La vie des gens

Jean Baum

Elle allait forcément gicler par quelque part, j’optais pour les orbites. Je reçu la gifle alors que j’entrais dans l’établissement. « Vous étiez seul ? »
« A ce moment précis, oui. »
« De la musique ? »
Non, de la Musak, glucosée, distillant sa chimie à de jeunes grabataires dispersés en grappes selon leurs goûts et attirances, l’un près d’une lampe publicitaire, l’autre non loin des chiottes.
« Connaissiez-vous l’endroit ? La clientèle ? »
-« Un peu, pas vraiment…je n’étais qu’une parodie de moi-même ce soir là. »
« Que veut dire cette expression dans votre bouche ? »
« Dans ma bouche ? »
« Oui... »
-« Pff… je n’sais pas si… »
J’évitais de justesse une discussion portant sur l’interaction potentielle entre les phéromones et le mystère Picasso.
-« Comment ? » En commandant un verre au jeune barman, visiblement je le dérangeais en pleine lecture.
-« J’en sais rien, un magazine, une pub, quelle importance ? »
Il leva brusquement la tête, regarda mes mains puis fit mine de réfléchir.
Une bêche s’abattait maintenant à intervalles réguliers sur une zone que je situais vaguement au niveau du cervelet. Il me fixa comme j’eu voulu que l’on me fixe toujours (vieille rengaine de l’opiomane) ; Son cul rencontra les armoires réfrigérées. A l’extérieur un camion rempli d’armes passa.
Quel visage pouvais-je avoir avant la naissance de mes parents ? Incessant jerk des mots, puissance tranquille de l’haïku. Alors je me lançais dans une imitation malhabile d’otarie quémandant du hareng. Il découvrit de petites dents porcines.
Les glaçons s’entrechoquèrent mollement autour d’un couple de pailles noires, symbole d’un passé révolu, la boisson était fraîche, presque trop.
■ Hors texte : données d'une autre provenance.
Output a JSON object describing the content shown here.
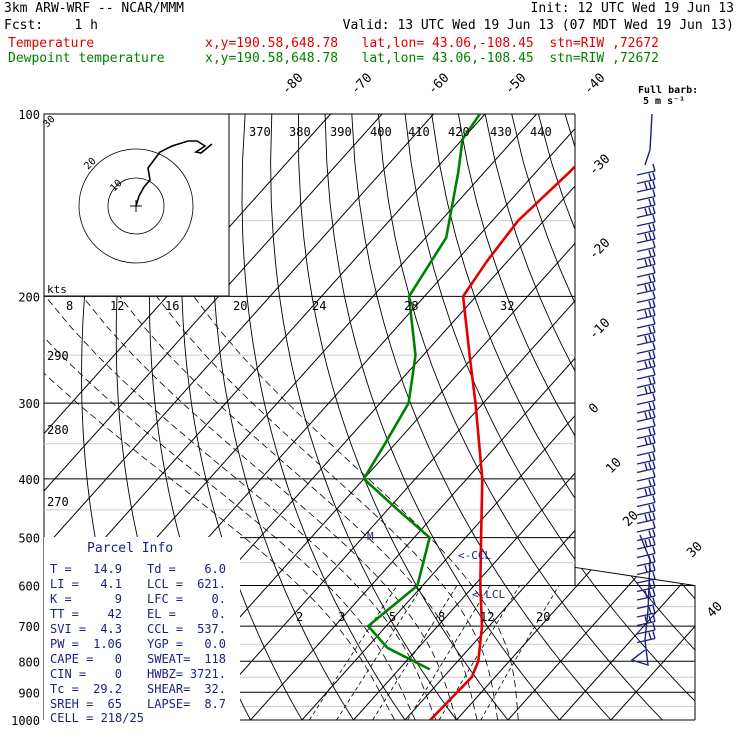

Je portais un slip bleu, nous étions donc vendredi, j’interpellais mon voisin d’une voix un peu forte et bizarrement haut perchée.
« Votre voisin ? »
« Il m’était inconnu, bien que dans le cas présent il fut effectivement mon voisin. »
Il portait un T-shirt promotionnel, pour du dentifrice je crois… Ma mémoire me fait défaut, il y avait aussi ce type à côté de lui, il a cherché la merde pendant un long moment mais il n’a rien trouvé, à croire qu’il n’y en avait pas dans l’endroit, ou qu’il ne se trouvait pas à la bonne place.
« Qu’avez-vous dit à l’autre ? »
Je lui ai dit : « c’est marrant je n’arrive pas à me faire à l’idée que nous sommes vendredi. »Il ne m’a pas répondu, ne m’a même pas fait la grâce de ce regard que l’on accorde par complaisance au dernier des cons, pourtant c’était vraiment marrant.